The problem with most tube testers, as I've mentioned elsewhere, is that the commercially sold units (the ones you and I are likely to encounter) are designed to quickly test a huge variety of tubes which have a variety of characteristics; testers are a collection of engineering compromises used to accomplish this task. They had to offer enough options to be able to test a wide variety of tubes, yet be simple enough to be understood and, more imporantly, be used quickly. Professional service techs could not afford to spend a lot of time testing tubes. It was usually faster and just as conclusive to swap out tubes and see if the problem was solved.

The biggest problem with tube testers in this area was the Merit scale. Depending on the manufacturer, the meter face had a big band divided in half, with a green band on one side and a red band on the other, and the labels Good and Bad, or Good and Replace, or something similar. And there's usually a little yellow zone in the middle marked Weak, or just left to the user's discretion.

Hickok calls this the English scale, which seems reasonable to me. There's an adjustment on Hickok machines called the English dial; on other makes it'll be called other things. But they are all shunts—a method of adjusting the current level that the meter sees. This is how the same machine can test a power rectifier with a heavy current and a voltage amplifier with a relative trickle, and still use the same Good/Bad scale for both.

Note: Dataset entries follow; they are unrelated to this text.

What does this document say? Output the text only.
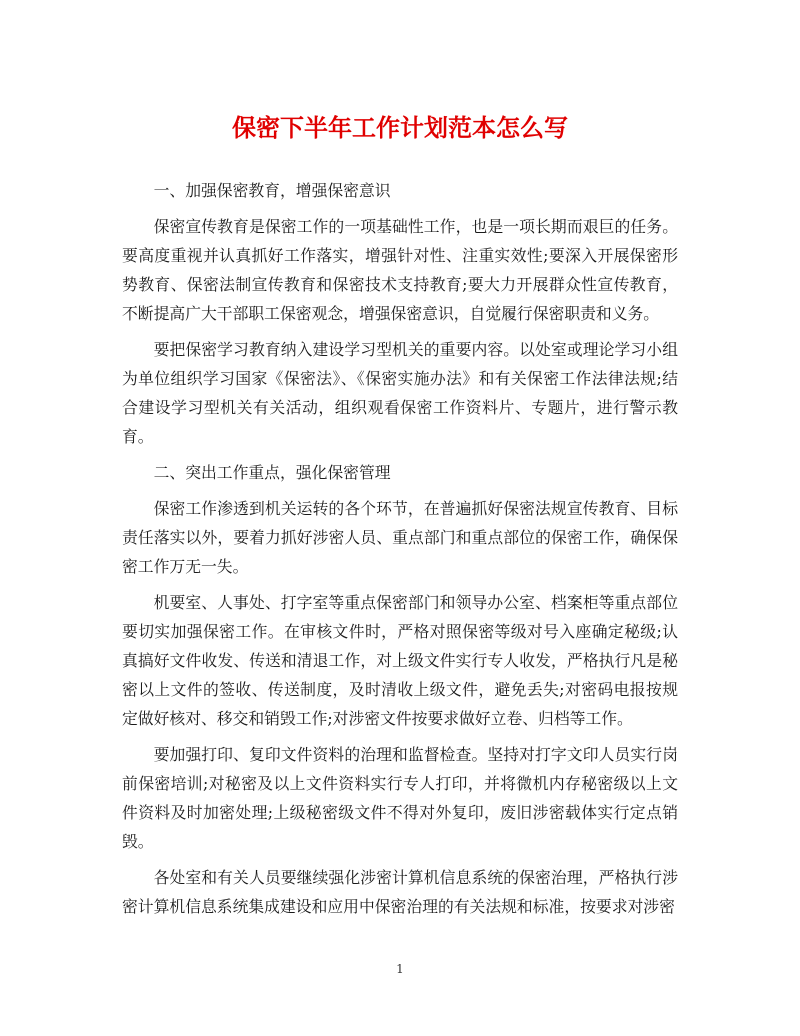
保密下半年工作计划范本怎么写

一、加强保密教育，增强保密意识

保密宣传教育是保密工作的一项基础性工作，也是一项长期而艰巨的任务。要高度重视并认真抓好工作落实，增强针对性、注重实效性;要深入开展保密形势教育、保密法制宣传教育和保密技术支持教育;要大力开展群众性宣传教育，不断提高广大干部职工保密观念，增强保密意识，自觉履行保密职责和义务。

要把保密学习教育纳入建设学习型机关的重要内容。以处室或理论学习小组为单位组织学习国家《保密法》、《保密实施办法》和有关保密工作法律法规;结合建设学习型机关有关活动，组织观看保密工作资料片、专题片，进行警示教育。

二、突出工作重点，强化保密管理

保密工作渗透到机关运转的各个环节，在普遍抓好保密法规宣传教育、目标责任落实以外，要着力抓好涉密人员、重点部门和重点部位的保密工作，确保保密工作万无一失。

机要室、人事处、打字室等重点保密部门和领导办公室、档案柜等重点部位要切实加强保密工作。在审核文件时，严格对照保密等级对号入座确定秘级;认真搞好文件收发、传送和清退工作，对上级文件实行专人收发，严格执行凡是秘密以上文件的签收、传送制度，及时清收上级文件，避免丢失;对密码电报按规定做好核对、移交和销毁工作;对涉密文件按要求做好立卷、归档等工作。

要加强打印、复印文件资料的治理和监督检查。坚持对打字文印人员实行岗前保密培训;对秘密及以上文件资料实行专人打印，并将微机内存秘密级以上文件资料及时加密处理;上级秘密级文件不得对外复印，废旧涉密载体实行定点销毁。

各处室和有关人员要继续强化涉密计算机信息系统的保密治理，严格执行涉密计算机信息系统集成建设和应用中保密治理的有关法规和标准，按要求对涉密

1
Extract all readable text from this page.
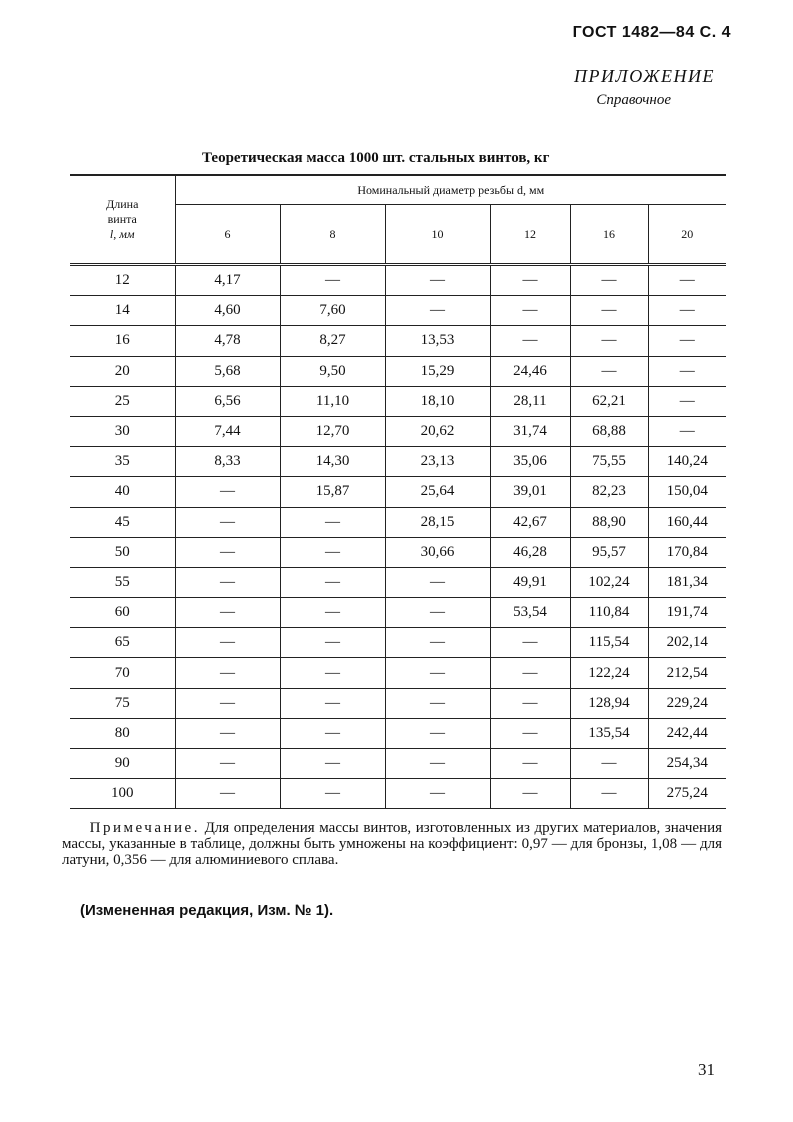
ГОСТ 1482—84 С. 4
ПРИЛОЖЕНИЕ
Справочное
Теоретическая масса 1000 шт. стальных винтов, кг
Длина
винта
l, мм	Номинальный диаметр резьбы d, мм					
	6	8	10	12	16	20
12	4,17	—	—	—	—	—
14	4,60	7,60	—	—	—	—
16	4,78	8,27	13,53	—	—	—
20	5,68	9,50	15,29	24,46	—	—
25	6,56	11,10	18,10	28,11	62,21	—
30	7,44	12,70	20,62	31,74	68,88	—
35	8,33	14,30	23,13	35,06	75,55	140,24
40	—	15,87	25,64	39,01	82,23	150,04
45	—	—	28,15	42,67	88,90	160,44
50	—	—	30,66	46,28	95,57	170,84
55	—	—	—	49,91	102,24	181,34
60	—	—	—	53,54	110,84	191,74
65	—	—	—	—	115,54	202,14
70	—	—	—	—	122,24	212,54
75	—	—	—	—	128,94	229,24
80	—	—	—	—	135,54	242,44
90	—	—	—	—	—	254,34
100	—	—	—	—	—	275,24
Примечание. Для определения массы винтов, изготовленных из других материалов, значения массы, указанные в таблице, должны быть умножены на коэффициент: 0,97 — для бронзы, 1,08 — для латуни, 0,356 — для алюминиевого сплава.
(Измененная редакция, Изм. № 1).
31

The shunt (or English) adjustment amount is provided by the tube-tester manufacturer, and it is found in the settings chart for each tube type. The way it was typically determined was by the manufacturer purchasing a representative sample of each type of tube and determining the actual performance of each; they then subjectively decided where that peformance would lie on the Good/Bad scale.

This is where the dragons live.

I don't mean to completely discount the merit scale. If you trust the chart, it is a quick and easy way to determine the performance of a tube. But the better testers have other scales with actual numbers (usually micro-mhos) or hash marks or other indicators that let you see how a tube performs on something other than the merit scale.